A bubble, in other words, hiding in plain sight. But the Fed is restricted to targeting price and employment stability, not tackling bubbles.

While Canada, so far seems to have escaped the gyrations of a housing bubble, metrics are similarly exuberant, as University of Western Ontario finance professor George Athanassakos recently pointed out.

“Home prices are simply way out of line, especially when viewed in relation to household income. The ratio of house prices to income has historically averaged about 3.5 in Canada. It now stands at about 5.5. It is difficult to see how income growth in the future can bring this ratio close to the historical average within any reasonable period – so it follows that house prices will have to decline.”

Some back of the envelope calculations: Median house prices should be about $285,000 in the Greater Toronto Area, with a 3.5 income to price ratio, assuming a median household income of $72,000. Instead, they are $385,000. Back of envelope because, as some may have noticed, real estate brokers prefer to report average house prices to median ones.

“Signs of stress are already evident,” Athanassakos writes, “especially when you look at household debt levels.
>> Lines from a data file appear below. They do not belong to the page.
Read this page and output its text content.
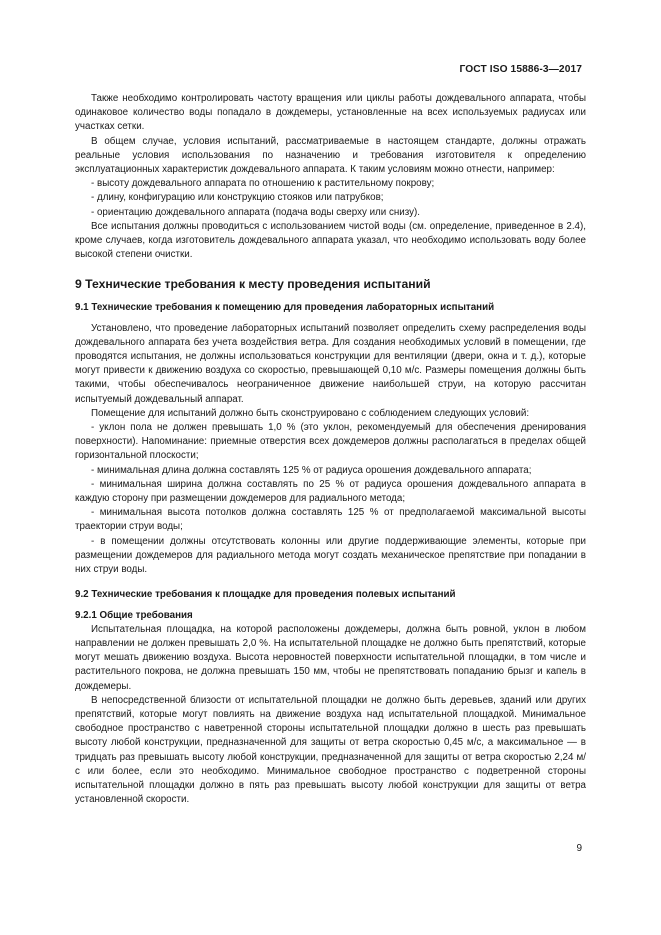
ГОСТ ISO 15886-3—2017

Также необходимо контролировать частоту вращения или циклы работы дождевального аппарата, чтобы одинаковое количество воды попадало в дождемеры, установленные на всех используемых радиусах или участках сетки.

В общем случае, условия испытаний, рассматриваемые в настоящем стандарте, должны отражать реальные условия использования по назначению и требования изготовителя к определению эксплуатационных характеристик дождевального аппарата. К таким условиям можно отнести, например:

- высоту дождевального аппарата по отношению к растительному покрову;

- длину, конфигурацию или конструкцию стояков или патрубков;

- ориентацию дождевального аппарата (подача воды сверху или снизу).

Все испытания должны проводиться с использованием чистой воды (см. определение, приведенное в 2.4), кроме случаев, когда изготовитель дождевального аппарата указал, что необходимо использовать воду более высокой степени очистки.

9 Технические требования к месту проведения испытаний
9.1 Технические требования к помещению для проведения лабораторных испытаний

Установлено, что проведение лабораторных испытаний позволяет определить схему распределения воды дождевального аппарата без учета воздействия ветра. Для создания необходимых условий в помещении, где проводятся испытания, не должны использоваться конструкции для вентиляции (двери, окна и т. д.), которые могут привести к движению воздуха со скоростью, превышающей 0,10 м/с. Размеры помещения должны быть такими, чтобы обеспечивалось неограниченное движение наибольшей струи, на которую рассчитан испытуемый дождевальный аппарат.

Помещение для испытаний должно быть сконструировано с соблюдением следующих условий:

- уклон пола не должен превышать 1,0 % (это уклон, рекомендуемый для обеспечения дренирования поверхности). Напоминание: приемные отверстия всех дождемеров должны располагаться в пределах общей горизонтальной плоскости;

- минимальная длина должна составлять 125 % от радиуса орошения дождевального аппарата;

- минимальная ширина должна составлять по 25 % от радиуса орошения дождевального аппарата в каждую сторону при размещении дождемеров для радиального метода;

- минимальная высота потолков должна составлять 125 % от предполагаемой максимальной высоты траектории струи воды;

- в помещении должны отсутствовать колонны или другие поддерживающие элементы, которые при размещении дождемеров для радиального метода могут создать механическое препятствие при попадании в них струи воды.

9.2 Технические требования к площадке для проведения полевых испытаний
9.2.1 Общие требования

Испытательная площадка, на которой расположены дождемеры, должна быть ровной, уклон в любом направлении не должен превышать 2,0 %. На испытательной площадке не должно быть препятствий, которые могут мешать движению воздуха. Высота неровностей поверхности испытательной площадки, в том числе и растительного покрова, не должна превышать 150 мм, чтобы не препятствовать попаданию брызг и капель в дождемеры.

В непосредственной близости от испытательной площадки не должно быть деревьев, зданий или других препятствий, которые могут повлиять на движение воздуха над испытательной площадкой. Минимальное свободное пространство с наветренной стороны испытательной площадки должно в шесть раз превышать высоту любой конструкции, предназначенной для защиты от ветра скоростью 0,45 м/с, а максимальное — в тридцать раз превышать высоту любой конструкции, предназначенной для защиты от ветра скоростью 2,24 м/с или более, если это необходимо. Минимальное свободное пространство с подветренной стороны испытательной площадки должно в пять раз превышать высоту любой конструкции для защиты от ветра установленной скорости.

9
In recent years, the gap between house prices and income has been bridged through borrowing. The average Canadian family debt hit $100,000 in 2010. About 17,400 households are behind in their mortgage payments, representing an increase of nearly 50 per cent since the start of the last recession.”

As in the U.S., an interest rate move up in Canada in response to changes in core inflation could have a whipsaw effect and take down the housing market – because it’s not adequately represented in CPI.

Maybe the definition of irrational exuberance – of a speculative bubble – requires further thought. Bubbles, as we have seen with the banks, can take a long time to work themselves out. Their duration seems small in long-term perspective. But in the short term, say five to 10 years, their effects can be quite devastating – the S&P 500 is still underwater compared to its 2000 peak and, as for housing prices, in the Greater Toronto Areas they took roughly a decade to reach their 1989 peaks.